Лучше ли любовь самого совершенного понимания на свете или она дает только горечь неизбывную, полынную, неутолимую на всю жизнь, от рассвета ее и до заката?! Никто не может создать из этого вопроса бесспорную аксиому. Да и не претендует на это. Знает лишь то, что гармония, совершенство, в этом изменчивом, заманчивом, несовершенном мире недостижима. Можно попытаться только ее придумать в воображении. А потом — вдохнуть в нее реальную жизнь. Воссоздать ее: чувствами, отношениями, словами, образами. Что из этого выйдет? Что получится? Знать этого — никому не дано, до тех пор, пока эта магия, колдовство, воссоздание Образа не завершатся полностью. Пока не закончится странная, смятенная ворожба. Ворожба словами, звуками, буквами, стремительными точками и тире. Ворожба, спокойно и плавно переходящая в вязь предложений, страниц, глав, в некое волшебное, безразмерное, мерно-безмерное пространство книги. Книги, так сильно похожей на море. Книги, в которой отразится одна-единственная Судьба. Быть может, неярко, нечетко. Как в плеске и ряби прозрачной морской волны. То исчезая, то, возникая снова. Давайте, присмотримся внимательнее. Что же мы увидим там, на морской глубине, мой читатель?
— Я ведь совсем и не люблю Вас. — Варенька посмотрела на крутолобое лицо, на усталые глаза под круглыми стеклами велосипеда-пенсне. Посмотрела впервые, как-то без жалости, почти что нежно. — Вы же знаете это, Иван Владимирович!
— Варвара Дмитриевна, зачем так уж официально! — он вопросительно посмотрел на нее, чуть спустив стеклянные кругляшки на кончик носа. — Я знаю, филологические изыскания недавнего бедного студента-семинариста не увлекают Вас, но батюшка Ваш, Дмитрий Иванович, совсем не против нашего брака.
— Он в Вас признал как бы молодого себя. И Вы ему симпатичны. Это неудивительно. Ему трудно найти равного собеседника. История для него не прошлое, а живое, он дышит ею, почти не замечая жизни вокруг. Вы похожи на него. И Вы так же ничего вокруг не замечаете, кроме своих дощечек с клинописью, — Варенька улыбнулась и все ямочки сразу заиграли на ее щеках, в прелестных карих глазах заискрился солнечный свет, пленительная линия подбородка, едва заметная в полутени зашторенной комнаты, обрисовалась резче, четче, и Ивану Владимировичу вдруг показалось, что он видит пушок на ее щеках, едва заметный.
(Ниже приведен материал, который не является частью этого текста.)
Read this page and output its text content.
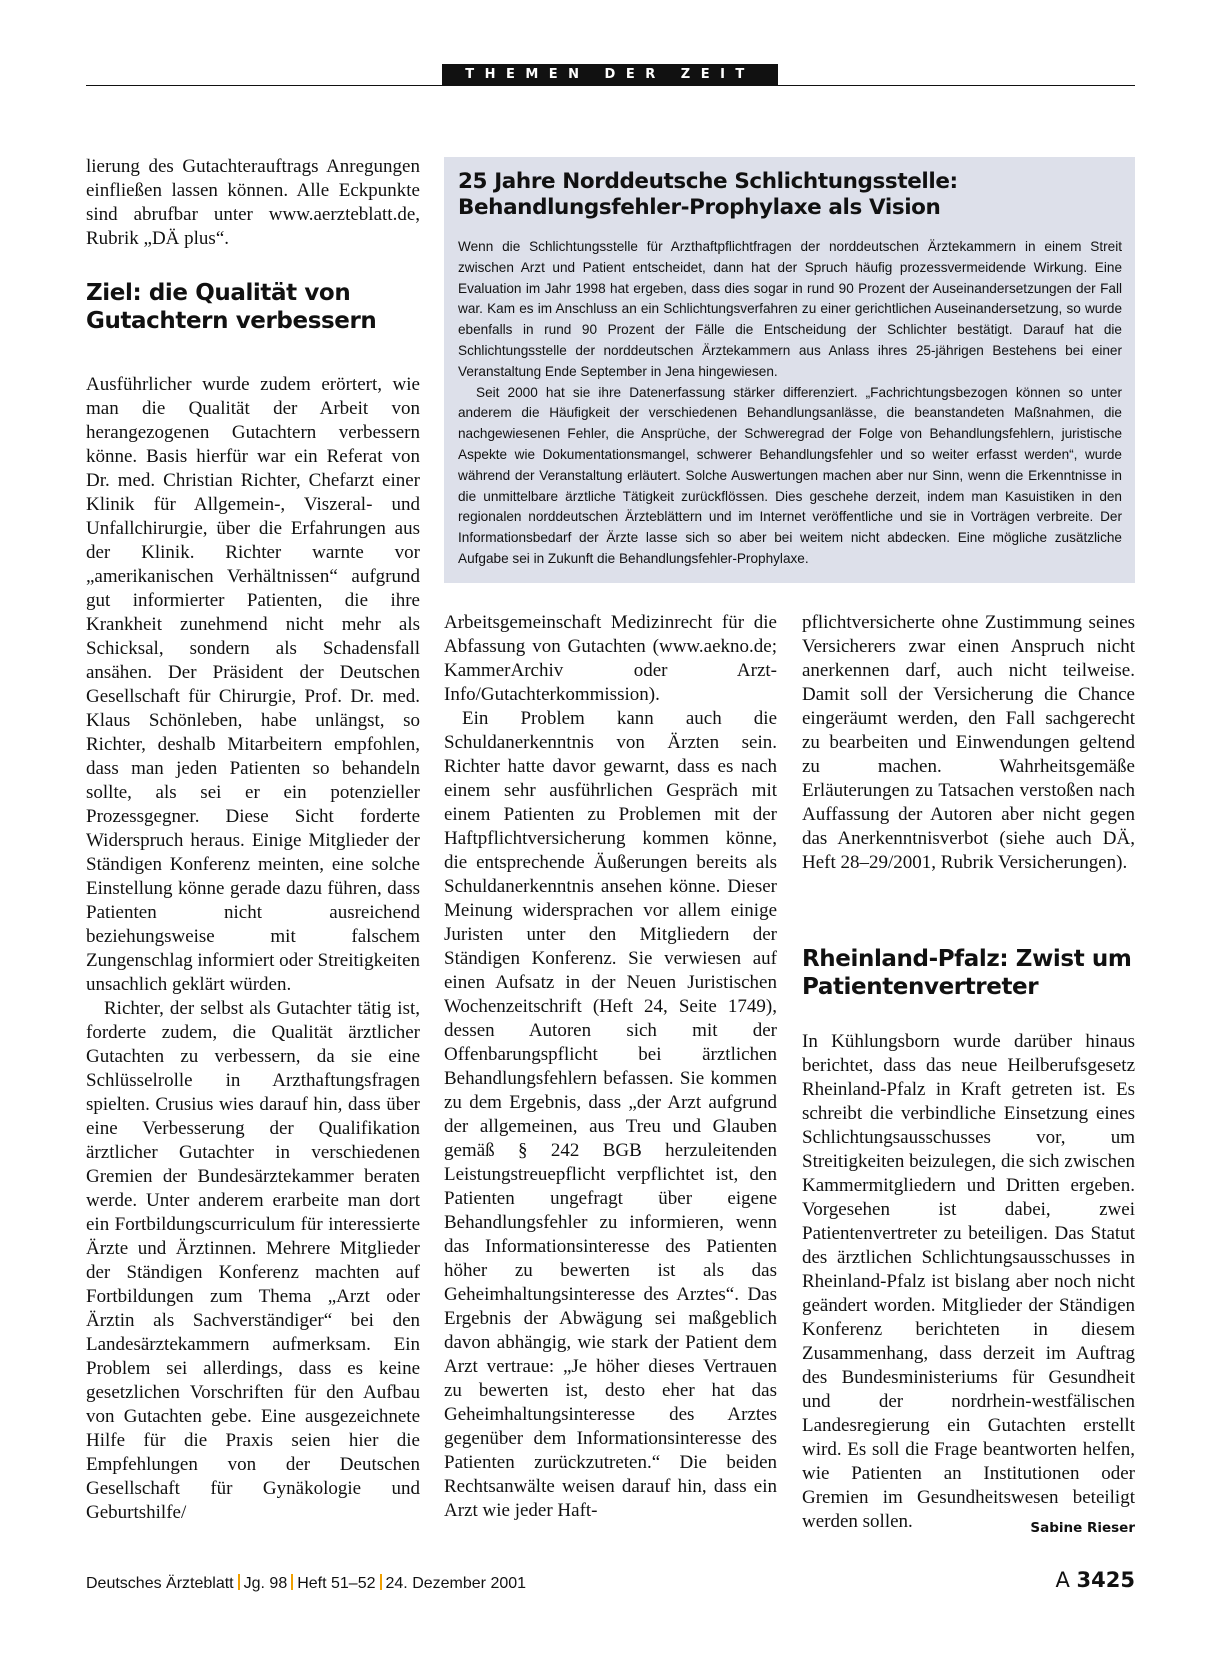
THEMEN DER ZEIT

lierung des Gutachterauftrags Anregungen einfließen lassen können. Alle Eckpunkte sind abrufbar unter www.aerzteblatt.de, Rubrik „DÄ plus“.

Ziel: die Qualität von Gutachtern verbessern

Ausführlicher wurde zudem erörtert, wie man die Qualität der Arbeit von herangezogenen Gutachtern verbessern könne. Basis hierfür war ein Referat von Dr. med. Christian Richter, Chefarzt einer Klinik für Allgemein-, Viszeral- und Unfallchirurgie, über die Erfahrungen aus der Klinik. Richter warnte vor „amerikanischen Verhältnissen“ aufgrund gut informierter Patienten, die ihre Krankheit zunehmend nicht mehr als Schicksal, sondern als Schadensfall ansähen. Der Präsident der Deutschen Gesellschaft für Chirurgie, Prof. Dr. med. Klaus Schönleben, habe unlängst, so Richter, deshalb Mitarbeitern empfohlen, dass man jeden Patienten so behandeln sollte, als sei er ein potenzieller Prozessgegner. Diese Sicht forderte Widerspruch heraus. Einige Mitglieder der Ständigen Konferenz meinten, eine solche Einstellung könne gerade dazu führen, dass Patienten nicht ausreichend beziehungsweise mit falschem Zungenschlag informiert oder Streitigkeiten unsachlich geklärt würden.

Richter, der selbst als Gutachter tätig ist, forderte zudem, die Qualität ärztlicher Gutachten zu verbessern, da sie eine Schlüsselrolle in Arzthaftungsfragen spielten. Crusius wies darauf hin, dass über eine Verbesserung der Qualifikation ärztlicher Gutachter in verschiedenen Gremien der Bundesärztekammer beraten werde. Unter anderem erarbeite man dort ein Fortbildungscurriculum für interessierte Ärzte und Ärztinnen. Mehrere Mitglieder der Ständigen Konferenz machten auf Fortbildungen zum Thema „Arzt oder Ärztin als Sachverständiger“ bei den Landesärztekammern aufmerksam. Ein Problem sei allerdings, dass es keine gesetzlichen Vorschriften für den Aufbau von Gutachten gebe. Eine ausgezeichnete Hilfe für die Praxis seien hier die Empfehlungen von der Deutschen Gesellschaft für Gynäkologie und Geburtshilfe/

25 Jahre Norddeutsche Schlichtungsstelle: Behandlungsfehler-Prophylaxe als Vision

Wenn die Schlichtungsstelle für Arzthaftpflichtfragen der norddeutschen Ärztekammern in einem Streit zwischen Arzt und Patient entscheidet, dann hat der Spruch häufig prozessvermeidende Wirkung. Eine Evaluation im Jahr 1998 hat ergeben, dass dies sogar in rund 90 Prozent der Auseinandersetzungen der Fall war. Kam es im Anschluss an ein Schlichtungsverfahren zu einer gerichtlichen Auseinandersetzung, so wurde ebenfalls in rund 90 Prozent der Fälle die Entscheidung der Schlichter bestätigt. Darauf hat die Schlichtungsstelle der norddeutschen Ärztekammern aus Anlass ihres 25-jährigen Bestehens bei einer Veranstaltung Ende September in Jena hingewiesen.

Seit 2000 hat sie ihre Datenerfassung stärker differenziert. „Fachrichtungsbezogen können so unter anderem die Häufigkeit der verschiedenen Behandlungsanlässe, die beanstandeten Maßnahmen, die nachgewiesenen Fehler, die Ansprüche, der Schweregrad der Folge von Behandlungsfehlern, juristische Aspekte wie Dokumentationsmangel, schwerer Behandlungsfehler und so weiter erfasst werden“, wurde während der Veranstaltung erläutert. Solche Auswertungen machen aber nur Sinn, wenn die Erkenntnisse in die unmittelbare ärztliche Tätigkeit zurückflössen. Dies geschehe derzeit, indem man Kasuistiken in den regionalen norddeutschen Ärzteblättern und im Internet veröffentliche und sie in Vorträgen verbreite. Der Informationsbedarf der Ärzte lasse sich so aber bei weitem nicht abdecken. Eine mögliche zusätzliche Aufgabe sei in Zukunft die Behandlungsfehler-Prophylaxe.

Arbeitsgemeinschaft Medizinrecht für die Abfassung von Gutachten (www.aekno.de; KammerArchiv oder Arzt-Info/Gutachterkommission).

Ein Problem kann auch die Schuldanerkenntnis von Ärzten sein. Richter hatte davor gewarnt, dass es nach einem sehr ausführlichen Gespräch mit einem Patienten zu Problemen mit der Haftpflichtversicherung kommen könne, die entsprechende Äußerungen bereits als Schuldanerkenntnis ansehen könne. Dieser Meinung widersprachen vor allem einige Juristen unter den Mitgliedern der Ständigen Konferenz. Sie verwiesen auf einen Aufsatz in der Neuen Juristischen Wochenzeitschrift (Heft 24, Seite 1749), dessen Autoren sich mit der Offenbarungspflicht bei ärztlichen Behandlungsfehlern befassen. Sie kommen zu dem Ergebnis, dass „der Arzt aufgrund der allgemeinen, aus Treu und Glauben gemäß § 242 BGB herzuleitenden Leistungstreuepflicht verpflichtet ist, den Patienten ungefragt über eigene Behandlungsfehler zu informieren, wenn das Informationsinteresse des Patienten höher zu bewerten ist als das Geheimhaltungsinteresse des Arztes“. Das Ergebnis der Abwägung sei maßgeblich davon abhängig, wie stark der Patient dem Arzt vertraue: „Je höher dieses Vertrauen zu bewerten ist, desto eher hat das Geheimhaltungsinteresse des Arztes gegenüber dem Informationsinteresse des Patienten zurückzutreten.“ Die beiden Rechtsanwälte weisen darauf hin, dass ein Arzt wie jeder Haft-

pflichtversicherte ohne Zustimmung seines Versicherers zwar einen Anspruch nicht anerkennen darf, auch nicht teilweise. Damit soll der Versicherung die Chance eingeräumt werden, den Fall sachgerecht zu bearbeiten und Einwendungen geltend zu machen. Wahrheitsgemäße Erläuterungen zu Tatsachen verstoßen nach Auffassung der Autoren aber nicht gegen das Anerkenntnisverbot (siehe auch DÄ, Heft 28–29/2001, Rubrik Versicherungen).

Rheinland-Pfalz: Zwist um Patientenvertreter

In Kühlungsborn wurde darüber hinaus berichtet, dass das neue Heilberufsgesetz Rheinland-Pfalz in Kraft getreten ist. Es schreibt die verbindliche Einsetzung eines Schlichtungsausschusses vor, um Streitigkeiten beizulegen, die sich zwischen Kammermitgliedern und Dritten ergeben. Vorgesehen ist dabei, zwei Patientenvertreter zu beteiligen. Das Statut des ärztlichen Schlichtungsausschusses in Rheinland-Pfalz ist bislang aber noch nicht geändert worden. Mitglieder der Ständigen Konferenz berichteten in diesem Zusammenhang, dass derzeit im Auftrag des Bundesministeriums für Gesundheit und der nordrhein-westfälischen Landesregierung ein Gutachten erstellt wird. Es soll die Frage beantworten helfen, wie Patienten an Institutionen oder Gremien im Gesundheitswesen beteiligt werden sollen.	Sabine Rieser
Deutsches Ärzteblatt Jg. 98 Heft 51–52 24. Dezember 2001	A 3425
Захотелось прикоснуться к нему хотя бы пальцем, ощутить ворсистость, ласкающую пальцы. Он протянул, было, руку к ее щеке, но не посмел коснуться. Вместо этого кашлянул смущенно, улыбнулся как-то беспомощно, но сияя, сразу всем существом своим, неуклюжим, чуть мешковатым в парадной сюртучной паре и шелковом банте-галстухе[3] у подбородка. Галстух теснил горло, но снять его было никак невозможно. Такая досада, право! И кто придумал сии правила: делать препозицию[4] в сюртуке, да еще с жилеткою! Больно он странен в сем одеянии. Не потому ли сияют так лукаво смешинками любимые глаза? Ну, да что уж тут! — Иван Владимирович неловко крутанул шеей, словно воробей, выпавший из гнезда, и, опять сияя беспомощной улыбкою, проговорил тихо, но твердо:
— Почему же, Варвара Дмитриевна, я сильно замечаю кое-что в этой жизни. Вас, к примеру…
Варенька взглянула на него сквозь полуопущенные ресницы, осторожно притронулась к дрожащим пальцам. Против обыкновения, они были холодны.
— Ну почему же вдруг Вы решили, что именно я составлю Ваше счастье? Непременно я? Вам, может статься, стоит искать его и еще где-нибудь? Поверьте, я же не одна невеста на свете! Их полна Москва. И так уже о нас говорят: а пара ли приват-доценту «соловей неаполитанский», заливающий романсами и ариями свою любовь к кому-то другому?